Actually Art the process that Bob uses is quite different from the De Vere system. Well.. Bob has a P A R T N E R who uses a digital to analog system, hence the name of the lab : "Elevator Digital".Bob Carnie does this already in his lab. I don't know if uses this exact technology, but I do know he can print on traditional photographic paper from a digital file.
Maybe Bob can comment on it some more, as I'm not very well versed in this area.
Bob is an analog printer himself though.
The system they use is called a Lamda machine and it is very sophisticated, takes up a lot more room, is a lot more expensive ( a lotalot) and provides a lot better results than the digital enlarger. The Lamda unit actually uses three Lasers for light source. All that De Vere unit does, is convert a digital file in the enlarger head to an image that can be projected through a standard enlarger lens. It is a slick way to make a decent quality print from a digital file (as decent as is possible - several comments above are relevant here) but as was noted, very expensive. There are cheaper ways of simply making a computer printed transparency to use as a neg, which, it seems to me, would yield about the same level of quality. I am guessing, because I have never used either one and have no desire to.
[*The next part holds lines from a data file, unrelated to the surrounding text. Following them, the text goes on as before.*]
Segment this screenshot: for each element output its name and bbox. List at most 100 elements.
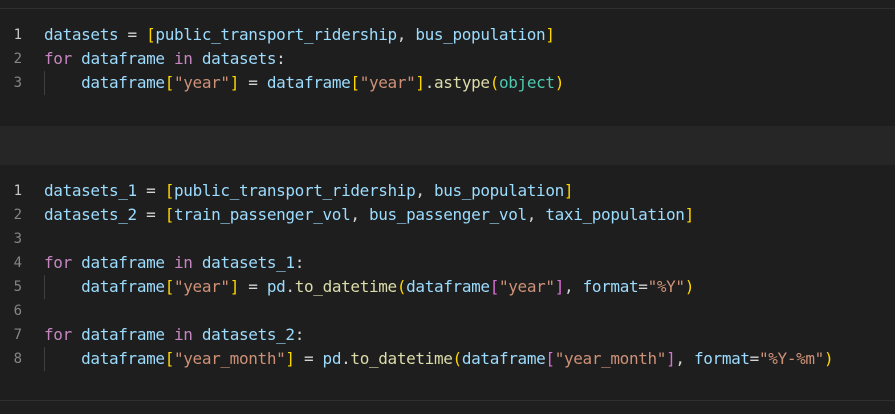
code-line[interactable]: 4 for dataframe in datasets_1: xyxy=(0,251,895,275)
code-line[interactable]: 5 dataframe["year"] = pd.to_datetime(dat… xyxy=(0,275,895,299)
code-text: datasets_1 = [public_transport_ridership… xyxy=(44,179,574,203)
code-token: pd xyxy=(322,349,342,368)
code-token: ( xyxy=(396,277,407,296)
code-token: public_transport_ridership xyxy=(155,25,397,44)
code-token: "%Y-%m" xyxy=(758,349,824,368)
code-line[interactable]: 1 datasets = [public_transport_ridership,… xyxy=(0,23,895,47)
code-line[interactable]: 2 for dataframe in datasets: xyxy=(0,47,895,71)
line-number: 7 xyxy=(13,327,22,343)
code-token: datasets_1 xyxy=(201,253,295,272)
bottom-divider xyxy=(0,400,895,401)
code-token: for xyxy=(44,325,72,344)
code-token: [ xyxy=(164,277,175,296)
code-cell-2[interactable]: 1 datasets_1 = [public_transport_ridershi… xyxy=(0,165,895,400)
code-token: = xyxy=(238,73,267,92)
code-token: train_passenger_vol xyxy=(174,205,351,224)
code-token: , xyxy=(563,277,583,296)
code-token: dataframe xyxy=(406,277,490,296)
code-token: to_datetime xyxy=(294,277,397,296)
code-text: datasets_2 = [train_passenger_vol, bus_p… xyxy=(44,203,694,227)
code-token: in xyxy=(174,49,193,68)
code-token: for xyxy=(44,253,72,272)
line-number: 8 xyxy=(13,351,22,367)
code-line[interactable]: 3 dataframe["year"] = dataframe["year"].… xyxy=(0,71,895,95)
code-token: ] xyxy=(684,205,695,224)
code-token: [ xyxy=(545,349,555,368)
code-token: ] xyxy=(415,73,425,92)
code-token: = xyxy=(749,349,760,368)
code-cell-1[interactable]: 1 datasets = [public_transport_ridership,… xyxy=(0,9,895,126)
code-token: datasets xyxy=(201,49,277,68)
code-token: "%Y" xyxy=(647,277,685,296)
code-token: public_transport_ridership xyxy=(174,181,416,200)
code-line[interactable]: 6 xyxy=(0,299,895,323)
code-token: = xyxy=(136,205,165,224)
code-token: "year" xyxy=(498,277,555,296)
code-token: format xyxy=(693,349,750,368)
code-token: pd xyxy=(266,277,286,296)
code-token: in xyxy=(174,253,193,272)
code-token: ( xyxy=(489,73,500,92)
code-token: : xyxy=(294,253,305,272)
code-token: "year_month" xyxy=(554,349,667,368)
code-token: [ xyxy=(164,181,175,200)
code-token: = xyxy=(238,277,267,296)
code-token: object xyxy=(498,73,555,92)
code-token: ] xyxy=(666,349,676,368)
code-token: bus_population xyxy=(415,25,546,44)
code-token: dataframe xyxy=(266,73,351,92)
code-token: ] xyxy=(285,349,295,368)
code-text: dataframe["year"] = dataframe["year"].as… xyxy=(44,71,564,95)
code-token: datasets_2 xyxy=(44,205,137,224)
code-token: astype xyxy=(433,73,490,92)
code-token: , xyxy=(350,205,369,224)
code-line[interactable]: 2 datasets_2 = [train_passenger_vol, bus_… xyxy=(0,203,895,227)
code-line[interactable]: 1 datasets_1 = [public_transport_ridershi… xyxy=(0,179,895,203)
line-number: 1 xyxy=(13,183,22,199)
code-token: in xyxy=(174,325,193,344)
code-token: ) xyxy=(554,73,565,92)
line-number: 3 xyxy=(13,231,22,247)
code-line[interactable]: 3 xyxy=(0,227,895,251)
code-text: for dataframe in datasets: xyxy=(44,47,286,71)
code-token: , xyxy=(675,349,694,368)
code-line[interactable]: 8 dataframe["year_month"] = pd.to_dateti… xyxy=(0,347,895,371)
code-token: for xyxy=(44,49,72,68)
code-token: , xyxy=(415,181,434,200)
code-token: ) xyxy=(684,277,695,296)
line-number: 2 xyxy=(13,51,22,67)
line-number: 5 xyxy=(13,279,22,295)
code-token: dataframe xyxy=(81,253,165,272)
code-text: for dataframe in datasets_1: xyxy=(44,251,304,275)
code-token: datasets xyxy=(44,25,119,44)
code-line[interactable]: 7 for dataframe in datasets_2: xyxy=(0,323,895,347)
line-number: 4 xyxy=(13,255,22,271)
code-editor-1[interactable]: 1 datasets = [public_transport_ridership,… xyxy=(0,23,895,95)
line-number: 2 xyxy=(13,207,22,223)
code-token: : xyxy=(294,325,305,344)
code-token: = xyxy=(118,25,147,44)
line-number: 1 xyxy=(13,27,22,43)
code-token: ] xyxy=(563,181,574,200)
code-text: for dataframe in datasets_2: xyxy=(44,323,304,347)
code-token: ] xyxy=(229,73,240,92)
code-token: datasets_2 xyxy=(201,325,295,344)
code-token: : xyxy=(276,49,286,68)
line-number: 3 xyxy=(13,75,22,91)
code-token: dataframe xyxy=(81,49,165,68)
code-token: ] xyxy=(229,277,240,296)
code-token: ] xyxy=(554,277,565,296)
code-token: "year_month" xyxy=(173,349,286,368)
code-token: [ xyxy=(164,205,175,224)
code-token: taxi_population xyxy=(545,205,685,224)
code-token: . xyxy=(424,73,435,92)
code-editor-2[interactable]: 1 datasets_1 = [public_transport_ridershi… xyxy=(0,179,895,371)
line-number: 6 xyxy=(13,303,22,319)
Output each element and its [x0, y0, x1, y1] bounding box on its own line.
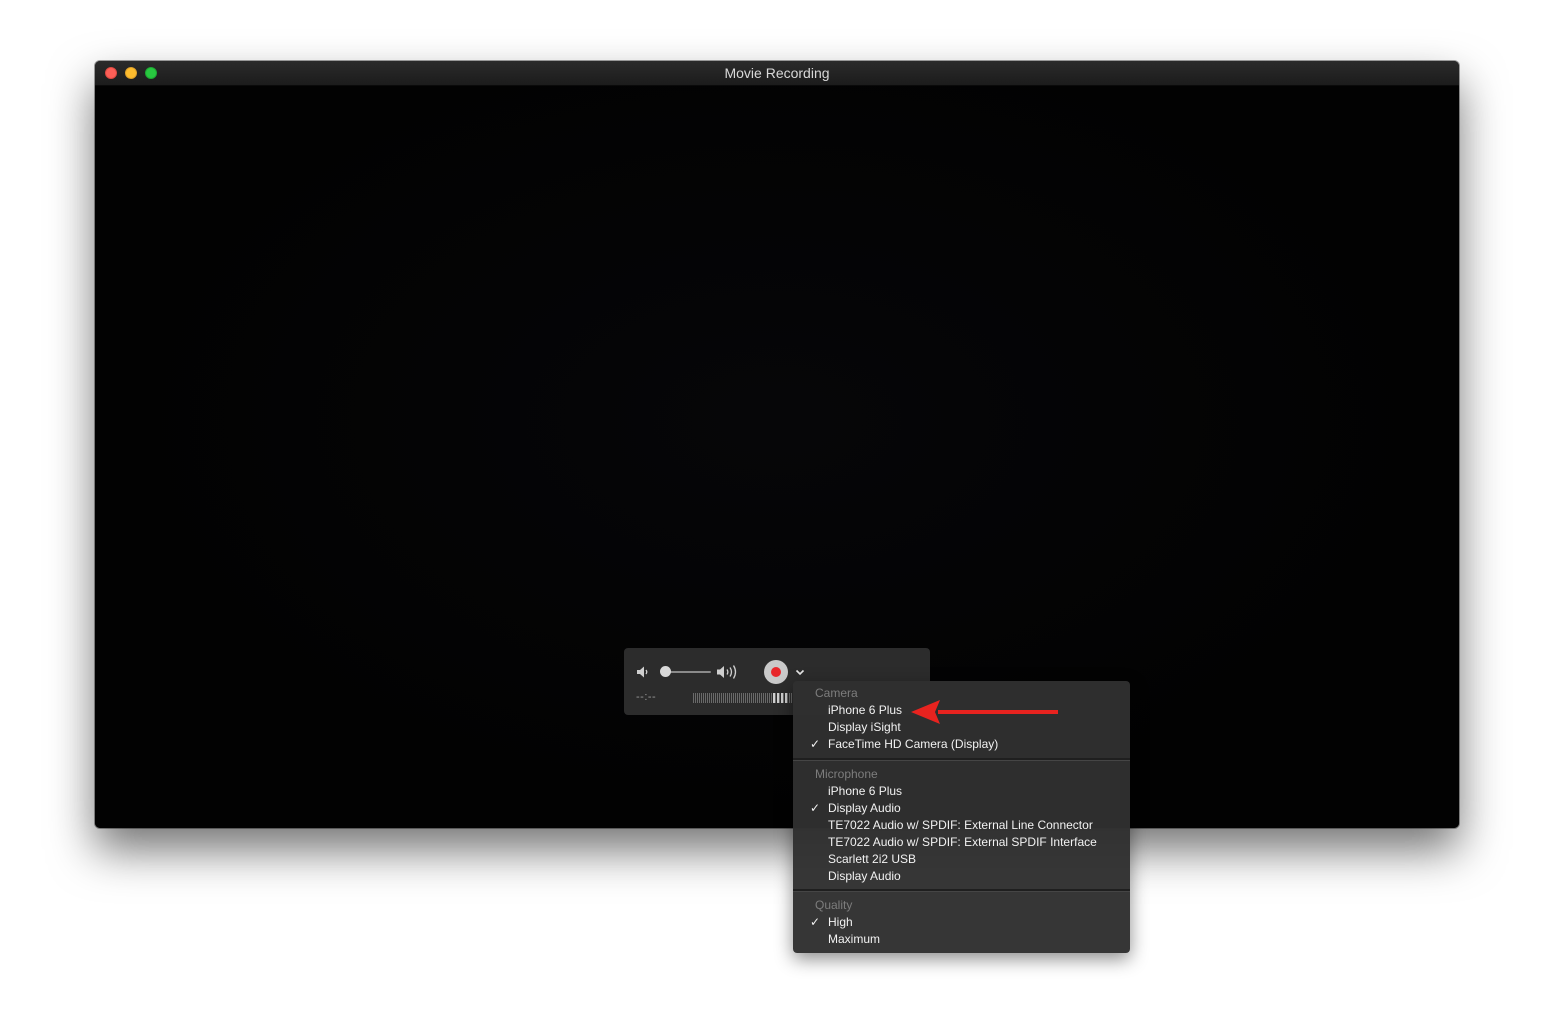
menu-item-quality-high[interactable]: ✓ High — [793, 914, 1130, 931]
video-preview — [95, 86, 1459, 828]
checkmark-icon: ✓ — [810, 915, 821, 929]
menu-item-quality-maximum[interactable]: Maximum — [793, 931, 1130, 948]
menu-item-label: Display iSight — [828, 720, 901, 734]
menu-header-microphone: Microphone — [815, 767, 878, 781]
menu-item-camera-facetime[interactable]: ✓ FaceTime HD Camera (Display) — [793, 736, 1130, 753]
audio-level-peak — [773, 693, 787, 703]
audio-level-meter — [693, 693, 793, 703]
menu-item-mic-scarlett[interactable]: Scarlett 2i2 USB — [793, 851, 1130, 868]
time-display: --:-- — [636, 691, 657, 703]
menu-header-camera: Camera — [815, 686, 858, 700]
menu-item-mic-display-audio-2[interactable]: Display Audio — [793, 868, 1130, 885]
menu-item-mic-iphone[interactable]: iPhone 6 Plus — [793, 783, 1130, 800]
menu-separator — [793, 758, 1130, 761]
volume-slider-track[interactable] — [666, 671, 711, 673]
window-title: Movie Recording — [724, 65, 830, 81]
title-bar[interactable]: Movie Recording — [95, 61, 1459, 86]
menu-item-label: Display Audio — [828, 869, 901, 883]
menu-item-label: iPhone 6 Plus — [828, 784, 903, 798]
volume-slider-knob[interactable] — [660, 666, 671, 677]
menu-header-quality: Quality — [815, 898, 853, 912]
volume-high-icon[interactable] — [716, 663, 742, 681]
menu-item-mic-te7022-line[interactable]: TE7022 Audio w/ SPDIF: External Line Con… — [793, 817, 1130, 834]
chevron-down-icon[interactable] — [794, 667, 806, 677]
menu-item-mic-display-audio[interactable]: ✓ Display Audio — [793, 800, 1130, 817]
checkmark-icon: ✓ — [810, 737, 821, 751]
record-icon — [771, 667, 781, 677]
menu-item-label: iPhone 6 Plus — [828, 703, 903, 717]
menu-item-label: Scarlett 2i2 USB — [828, 852, 917, 866]
volume-low-icon[interactable] — [635, 664, 651, 680]
menu-separator — [793, 889, 1130, 892]
screenshot-stage: Movie Recording --:-- Camera iPhone 6 Pl… — [0, 0, 1542, 1010]
menu-item-label: High — [828, 915, 853, 929]
annotation-arrow-icon — [911, 700, 1058, 724]
menu-item-label: TE7022 Audio w/ SPDIF: External Line Con… — [828, 818, 1093, 832]
menu-item-label: Display Audio — [828, 801, 901, 815]
menu-item-label: Maximum — [828, 932, 881, 946]
menu-item-mic-te7022-spdif[interactable]: TE7022 Audio w/ SPDIF: External SPDIF In… — [793, 834, 1130, 851]
menu-item-label: TE7022 Audio w/ SPDIF: External SPDIF In… — [828, 835, 1097, 849]
menu-item-label: FaceTime HD Camera (Display) — [828, 737, 999, 751]
checkmark-icon: ✓ — [810, 801, 821, 815]
record-button[interactable] — [764, 660, 788, 684]
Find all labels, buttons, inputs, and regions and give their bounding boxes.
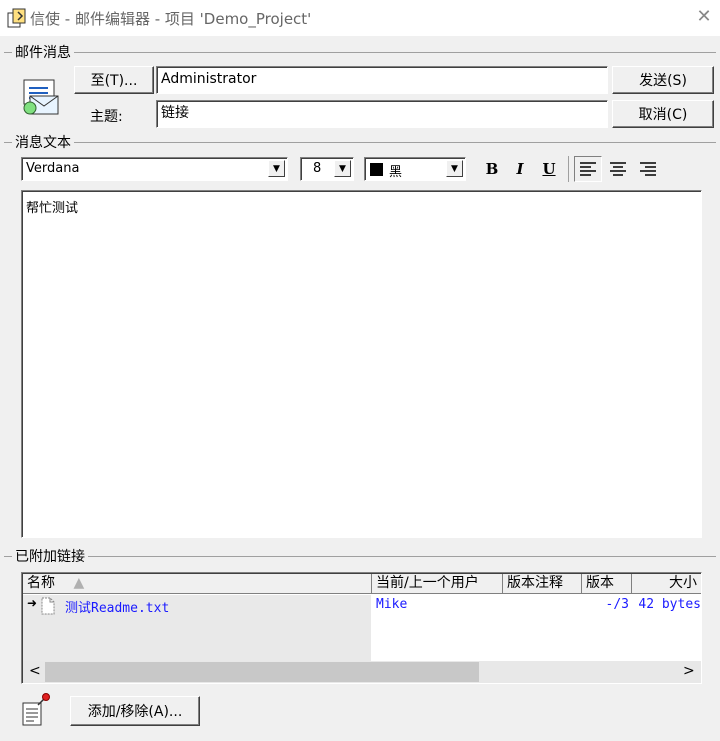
title-bar: 信使 - 邮件编辑器 - 项目 'Demo_Project' ✕ (0, 0, 720, 36)
underline-button[interactable]: U (538, 158, 560, 180)
chevron-down-icon[interactable]: ▼ (268, 160, 285, 177)
column-size[interactable]: 大小 (632, 574, 701, 594)
sort-ascending-icon: ▲ (73, 575, 85, 591)
mail-envelope-icon (23, 79, 59, 115)
align-right-icon[interactable] (636, 157, 662, 181)
row-name: 测试Readme.txt (65, 601, 170, 616)
column-user[interactable]: 当前/上一个用户 (372, 574, 503, 594)
arrow-right-icon: ➜ (27, 596, 38, 610)
column-version[interactable]: 版本 (582, 574, 632, 594)
cancel-button[interactable]: 取消(C) (612, 100, 714, 128)
align-left-icon (580, 162, 596, 176)
font-size-select[interactable]: 8 ▼ (300, 157, 354, 181)
table-row[interactable]: ➜ 测试Readme.txt Mike -/3 42 bytes (23, 595, 701, 616)
color-value: 黑 (389, 165, 403, 180)
row-size: 42 bytes (638, 597, 701, 612)
close-icon[interactable]: ✕ (692, 6, 716, 27)
pin-note-icon (22, 693, 50, 726)
color-select[interactable]: 黑 ▼ (364, 157, 466, 181)
align-left-button[interactable] (574, 156, 602, 182)
align-center-icon[interactable] (606, 157, 632, 181)
chevron-down-icon[interactable]: ▼ (334, 160, 351, 177)
toolbar-separator (568, 156, 569, 182)
links-list[interactable]: 名称 ▲ 当前/上一个用户 版本注释 版本 大小 ➜ 测试Readme.txt … (21, 572, 702, 684)
horizontal-scrollbar[interactable]: < > (23, 661, 701, 683)
scroll-right-icon[interactable]: > (683, 663, 695, 679)
subject-field[interactable]: 链接 (156, 100, 608, 128)
scrollbar-thumb[interactable] (45, 662, 479, 682)
font-value: Verdana (26, 161, 80, 176)
text-group-line (4, 142, 716, 143)
color-swatch (370, 163, 383, 176)
message-body[interactable]: 帮忙测试 (21, 190, 702, 538)
message-group-line (4, 52, 716, 53)
to-button[interactable]: 至(T)... (74, 66, 154, 94)
font-size-value: 8 (313, 161, 322, 176)
column-note[interactable]: 版本注释 (503, 574, 582, 594)
links-group-label: 已附加链接 (12, 546, 88, 566)
column-name[interactable]: 名称 ▲ (23, 574, 372, 594)
chevron-down-icon[interactable]: ▼ (446, 160, 463, 177)
italic-button[interactable]: I (509, 158, 531, 180)
column-name-label: 名称 (27, 575, 55, 591)
app-icon (7, 8, 26, 28)
text-group-label: 消息文本 (12, 132, 74, 152)
row-user: Mike (376, 597, 408, 612)
window-title: 信使 - 邮件编辑器 - 项目 'Demo_Project' (30, 10, 312, 28)
links-group-line (4, 556, 716, 557)
message-group-label: 邮件消息 (12, 42, 74, 62)
row-version: -/3 (605, 597, 629, 612)
font-select[interactable]: Verdana ▼ (21, 157, 288, 181)
send-button[interactable]: 发送(S) (612, 66, 714, 94)
to-field[interactable]: Administrator (156, 66, 608, 94)
bold-button[interactable]: B (481, 158, 503, 180)
subject-label: 主题: (90, 109, 123, 125)
add-remove-button[interactable]: 添加/移除(A)... (70, 696, 200, 726)
scroll-left-icon[interactable]: < (29, 663, 41, 679)
file-icon (41, 597, 55, 615)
Since the archival qualities of a silver emulsion print are so much better than any other kind, I suppose that it is good that there is some way to document/preserve the work of any digital photographer who has work worth preserving. In the long run though, it does seem that the whole process becomes convoluted and unneccessarily expensive, not to mention un-accessable, compared to plain old fashioned wet darkroom craftsmanship and hard work.